New Insights Into T Cell Exhaustion and Inflammation in Long COVID

In this Pharmaceutical Executive video interview, Nigel McCracken, chief operating officer, Virax Biolabs, discusses results from new data on the role of T cell dysfunction in post-acute infection syndromes (PAIS) at the World Immune Regulatory Conference in Switzerland. These syndromes are characterized by persistent, often debilitating symptoms that linger long after the initial infection has resolved. With growing recognition of the immune system’s role in driving these conditions, Virax's research focused on identifying biomarkers of immune exhaustion to better understand and potentially diagnose PAIS.

Pharmaceutical Executive: What implications do these findings have for the development of new diagnostic tools for conditions like long COVID, ME/CFS, and chronic Lyme disease?

Nigel McCracken: T cell exhaustion is well known to correlate with reduced cytokine production. Cytokines—key signaling molecules in the immune system—play various roles, including regulating or promoting immune responses. Some cytokines are regulatory and help dampen immune activity, while others are pro-inflammatory.

When we analyze patient samples from individuals with post-acute infection syndromes, such as long COVID, we observe significant differences in cytokine levels—particularly those involved in immune regulation and inflammation—compared to healthy volunteers without these symptoms.

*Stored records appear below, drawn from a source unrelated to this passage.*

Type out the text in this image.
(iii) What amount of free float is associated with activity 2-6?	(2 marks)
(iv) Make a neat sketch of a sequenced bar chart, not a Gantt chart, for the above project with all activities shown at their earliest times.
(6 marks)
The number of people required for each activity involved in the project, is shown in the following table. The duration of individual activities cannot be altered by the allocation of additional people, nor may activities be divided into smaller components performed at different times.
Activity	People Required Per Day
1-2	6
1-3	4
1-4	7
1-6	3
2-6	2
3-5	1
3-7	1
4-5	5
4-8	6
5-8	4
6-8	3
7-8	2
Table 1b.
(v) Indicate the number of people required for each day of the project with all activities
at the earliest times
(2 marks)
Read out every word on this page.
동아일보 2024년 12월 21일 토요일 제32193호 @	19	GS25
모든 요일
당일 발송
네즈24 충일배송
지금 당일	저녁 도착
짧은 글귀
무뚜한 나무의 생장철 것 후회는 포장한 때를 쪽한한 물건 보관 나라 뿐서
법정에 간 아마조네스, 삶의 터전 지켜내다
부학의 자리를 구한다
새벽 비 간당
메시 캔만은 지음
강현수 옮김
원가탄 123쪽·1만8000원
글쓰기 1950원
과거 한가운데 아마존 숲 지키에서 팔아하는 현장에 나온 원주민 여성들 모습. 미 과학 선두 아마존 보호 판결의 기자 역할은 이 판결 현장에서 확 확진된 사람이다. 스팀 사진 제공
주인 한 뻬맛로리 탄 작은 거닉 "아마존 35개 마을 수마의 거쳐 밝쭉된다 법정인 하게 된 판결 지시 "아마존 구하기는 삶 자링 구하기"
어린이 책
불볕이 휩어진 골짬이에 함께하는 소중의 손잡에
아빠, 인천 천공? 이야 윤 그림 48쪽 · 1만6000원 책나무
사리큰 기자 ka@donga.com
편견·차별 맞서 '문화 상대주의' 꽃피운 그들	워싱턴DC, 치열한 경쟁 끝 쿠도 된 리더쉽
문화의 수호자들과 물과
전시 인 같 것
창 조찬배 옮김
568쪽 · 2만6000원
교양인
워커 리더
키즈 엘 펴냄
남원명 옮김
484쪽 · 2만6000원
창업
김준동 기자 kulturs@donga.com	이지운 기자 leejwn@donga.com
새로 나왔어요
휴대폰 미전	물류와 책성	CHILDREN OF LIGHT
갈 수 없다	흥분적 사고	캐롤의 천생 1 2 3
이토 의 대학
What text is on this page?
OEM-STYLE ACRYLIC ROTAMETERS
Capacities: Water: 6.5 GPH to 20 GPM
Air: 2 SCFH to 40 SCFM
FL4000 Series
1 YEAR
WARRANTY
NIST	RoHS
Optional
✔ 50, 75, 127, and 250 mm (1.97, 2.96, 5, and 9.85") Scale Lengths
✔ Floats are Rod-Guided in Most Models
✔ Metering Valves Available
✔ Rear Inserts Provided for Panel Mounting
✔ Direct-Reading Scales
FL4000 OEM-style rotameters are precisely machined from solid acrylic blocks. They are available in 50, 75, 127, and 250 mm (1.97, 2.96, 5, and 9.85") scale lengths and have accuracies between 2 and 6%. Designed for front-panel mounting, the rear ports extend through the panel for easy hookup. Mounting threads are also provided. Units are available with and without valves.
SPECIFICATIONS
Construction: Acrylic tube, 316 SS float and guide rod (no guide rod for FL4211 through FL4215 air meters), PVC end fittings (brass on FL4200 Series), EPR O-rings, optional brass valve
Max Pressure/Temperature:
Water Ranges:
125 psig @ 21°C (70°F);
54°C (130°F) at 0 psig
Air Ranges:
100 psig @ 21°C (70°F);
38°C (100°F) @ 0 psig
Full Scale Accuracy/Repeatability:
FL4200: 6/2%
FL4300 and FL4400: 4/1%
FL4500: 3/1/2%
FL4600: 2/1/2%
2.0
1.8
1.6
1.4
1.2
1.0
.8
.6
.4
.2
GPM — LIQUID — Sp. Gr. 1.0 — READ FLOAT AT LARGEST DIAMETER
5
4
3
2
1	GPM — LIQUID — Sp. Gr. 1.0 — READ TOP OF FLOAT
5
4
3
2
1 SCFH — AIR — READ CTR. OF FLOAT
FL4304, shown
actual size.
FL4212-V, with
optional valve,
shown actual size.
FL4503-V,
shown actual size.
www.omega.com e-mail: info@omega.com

Full Interview Summary: At the recent World Immune Regulatory Conference in Switzerland, Virax Biolabs presented pivotal findings on T cell dysfunction in post-acute infection syndromes (PAIS), such as long COVID, myalgic encephalomyelitis/chronic fatigue syndrome (ME/CFS), and chronic Lyme disease. The team explored how persistent immune activation post-infection leads to T cell exhaustion, a phenomenon well-documented in oncology but now increasingly relevant in chronic infectious conditions. Their study demonstrated that prolonged antigen stimulation in vitro caused upregulation of key exhaustion markers—PD-1, LAG-3, TIM-3, TIGIT, and CD39—on both CD4+ and CD8+ T cells. These markers were associated with impaired cytokine production, helping to distinguish individuals with PAIS from healthy controls.

Virax’s post-acute assay, under development, measures T cell cytokine responses after stimulation with peptides derived from various viruses, including SARS-CoV-2 and latent viruses like herpes. This dual-layered approach allows for detection of general immune dysfunction and identification of specific viral triggers. Importantly, it highlights how chronic antigen exposure can leave the immune system in a prolonged inflammatory state, unable to fully clear infections or return to baseline.

Beyond PAIS, Virax aims to extend its immune diagnostic platform into broader areas such as transplant medicine and oncology. In transplant patients, monitoring latent viral reactivation and immune competence could prevent complications like organ rejection. In oncology, particularly with CAR-T therapies, understanding immune status could inform dosing strategies and predict efficacy and safety. The company is pursuing collaborations with academic research centers in the UK and US, while engaging with the FDA on clinical study pathways. Virax Biolabs seeks to shorten diagnostic timelines, enable earlier interventions, and expand the scientific understanding of immune dysfunction across multiple disease states.